新型コロナウイルスが感染者に及ぼす長期的な影響について、またしても気がかりな研究結果が発表された。新型コロナウイルス感染症の罹患者のほぼ5人に1人が陽性確認から3カ月以内に精神疾患を発症しているほか、精神疾患の既往歴がある人は新型コロナウイルス感染症にかかるリスクが65%高いことがわかった。

精神疾患と新型コロナウイルス感染症の関連性についてはこれまでも報告されていたが、英オックスフォード大学とNIHR(英国立衛生研究所)オックスフォード健康・生物医学研究センターのチームによる大規模な調査研究で確認された。査読を受けた論文がこのほど発表された。

チームは新型コロナウイルス感染症の罹患者6万2000人あまりを含む米国人6900万人の健康記録を調査。新型コロナウイルス感染症の罹患者と、別の呼吸器感染症や骨折、インフルエンザ、皮膚感染症といったほかの病気の罹患者を比較し、精神疾患の診断例の変化が新型コロナウイルスへの感染と関連しているかどうかを分析した。
スマートニュースより

その結果、新型コロナウイルス感染症の罹患は、すべての精神疾患ではないものの、不安障害や鬱病、不眠症といった一部の精神疾患の発症リスクを高めることが確認された。
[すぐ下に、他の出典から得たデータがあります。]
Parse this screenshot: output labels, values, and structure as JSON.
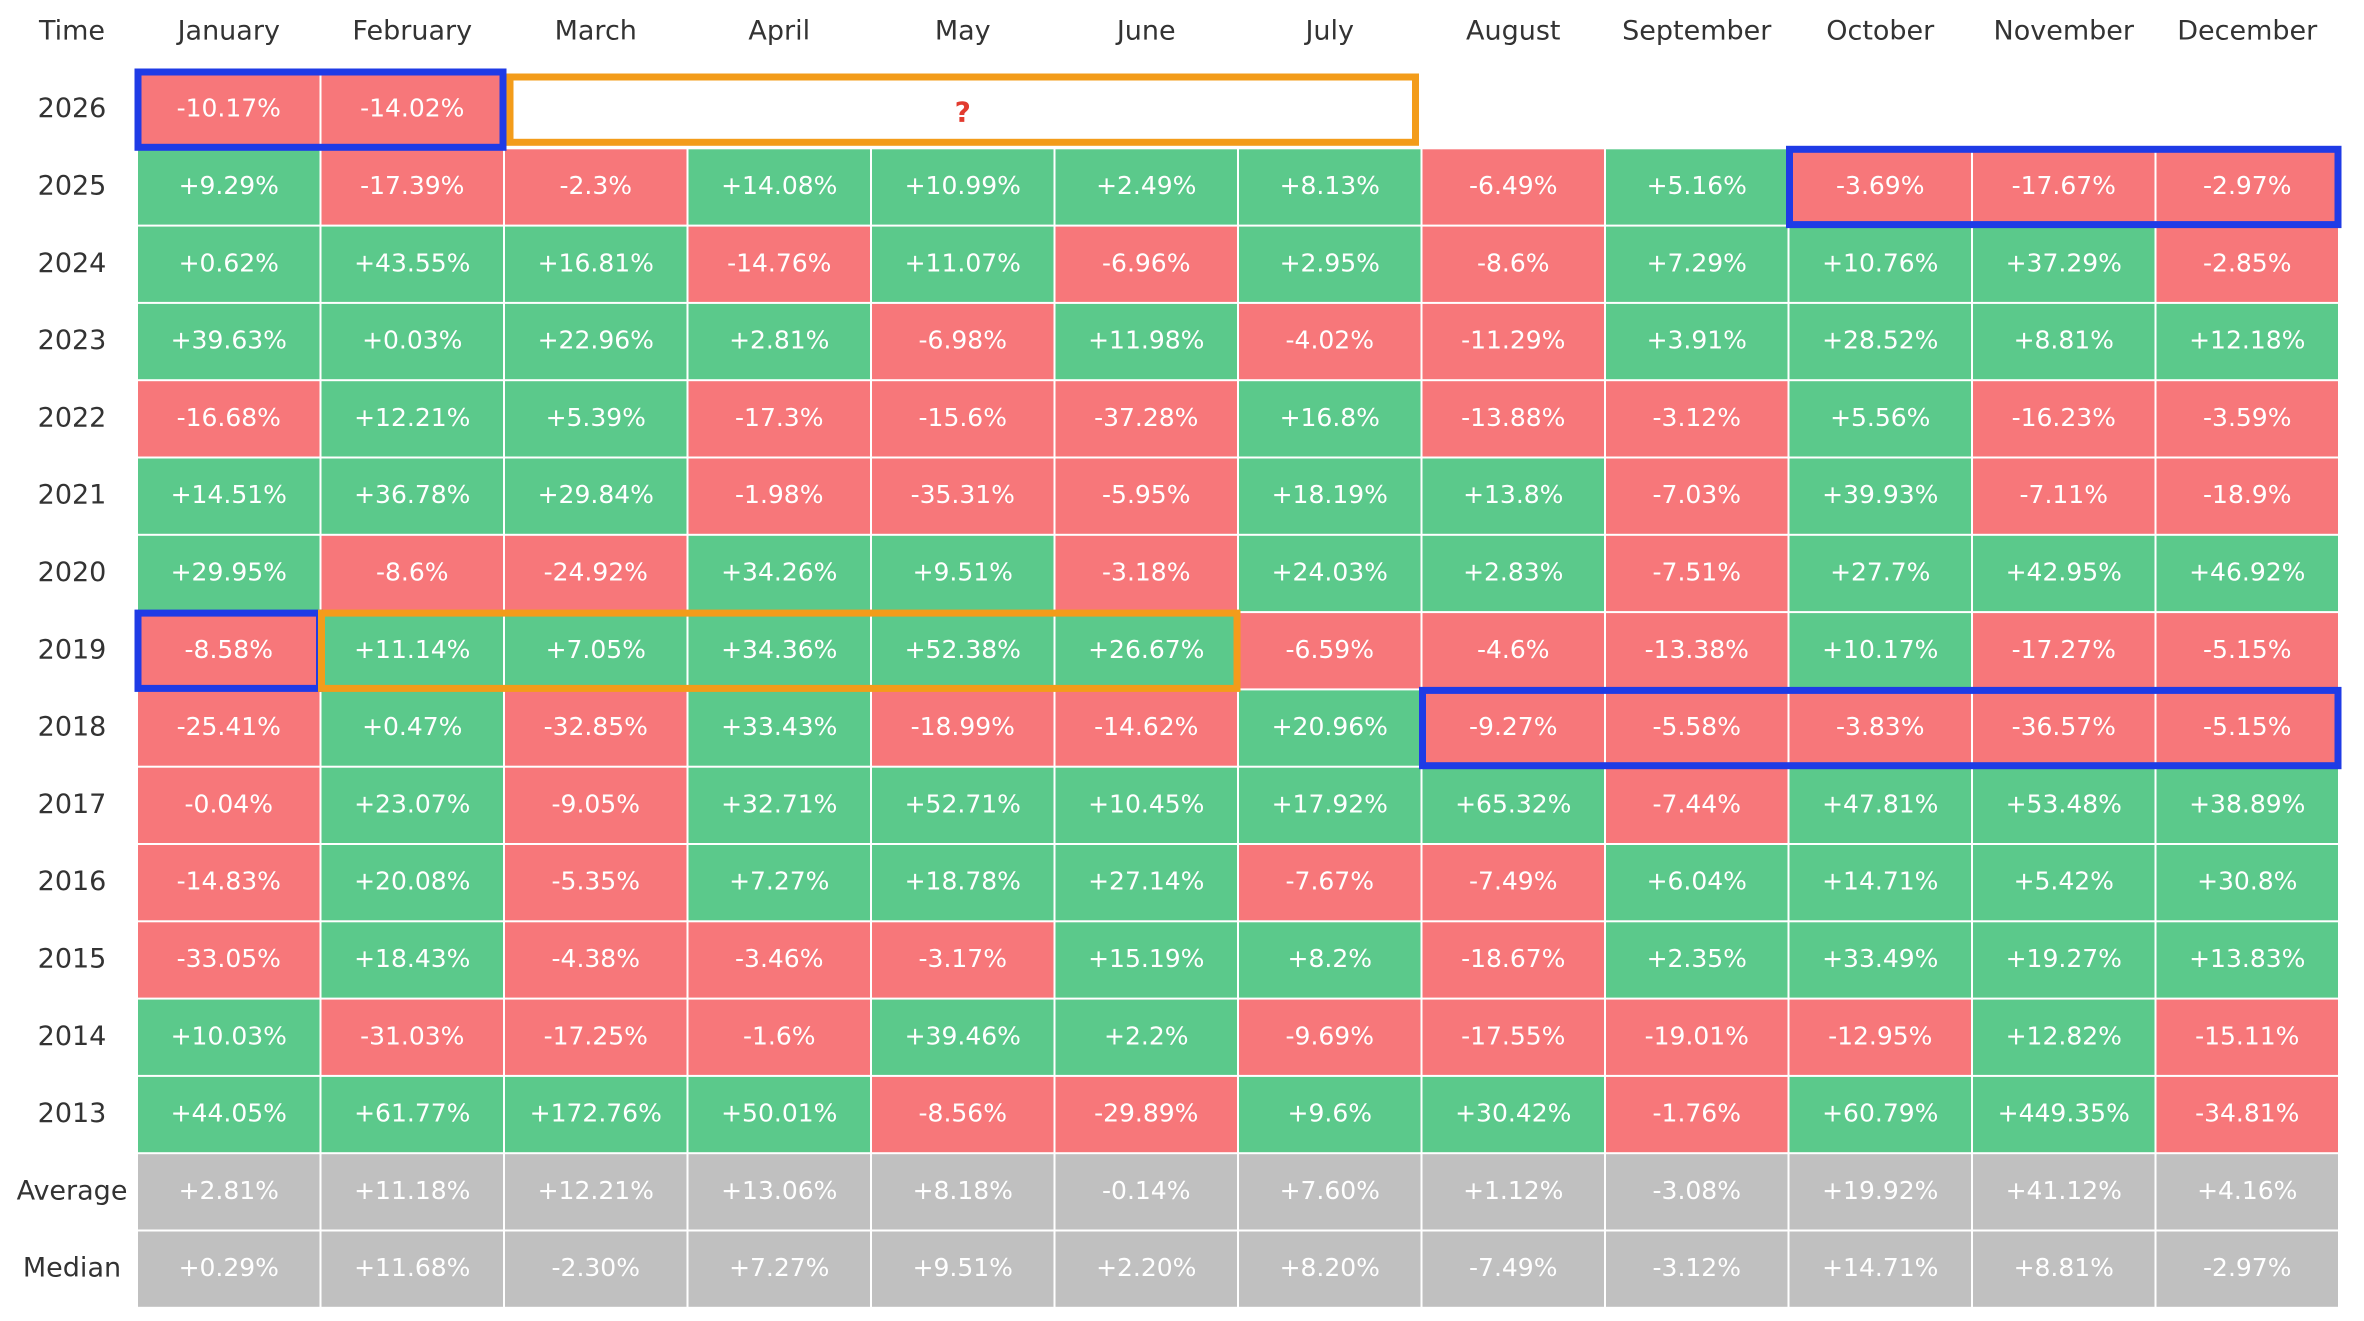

新型コロナウイルス感染症の罹患と、精神疾患のうち、統合失調症など精神病性障害と新たに診断される例との関連性については、はっきりしたものは認められなかった。反面、新型コロナウイルス感染症の罹患が、すでに精神病性障害を抱えている人の再発リスクを高めることは確認された。

精神疾患と診断されたことがある人は新型コロナウイルス感染症と診断される確率が65%高いという「予想外」の発見について、研究チームのマックス・タケは、ほかの要因がかかわっている可能性もあるため一段の研究が必要だと指摘した。一方で、精神障害は新型コロナウイルス感染症の「リスク要因の一つ」に加えるべきだと提言している。
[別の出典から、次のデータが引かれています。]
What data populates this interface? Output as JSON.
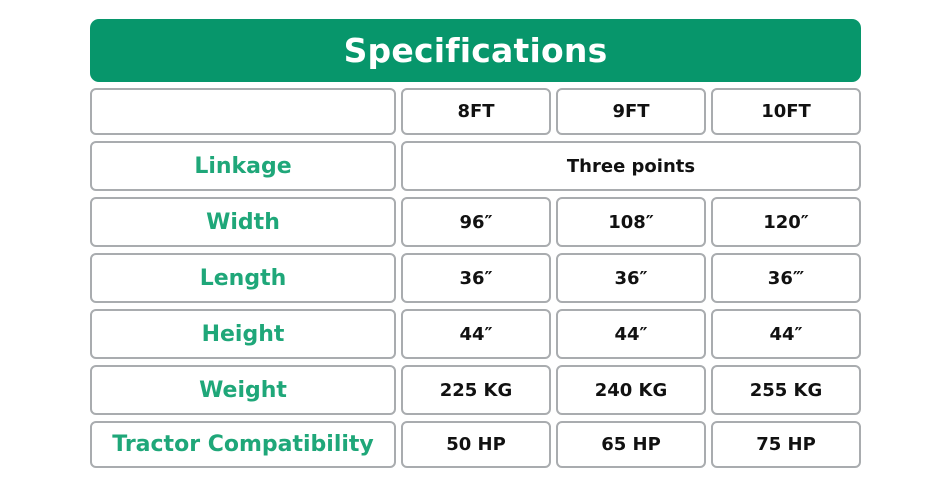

新型コロナウイルス対策のソーシャルディスタンシング(対人距離の確保)をめぐっては、孤立や不安、その他広範囲に及ぶ変化によって、メンタルヘルス危機が差し迫った問題になっていると、かねて論文や報告書で警告されてきた。今回の研究は問題の重大さを明確に示した格好だ。

研究を率いたオックスフォード大のポール・ハリソン教授(精神医学)は、新型コロナウイルス感染症を生き延びた人はメンタルヘルス問題を抱えやすいという懸念を裏づける結果になったと説明。原因や新たな治療法を緊急に究明するよう促すとともに、そうした人に専門のケアを提供するサービスを用意する必要があると訴えている。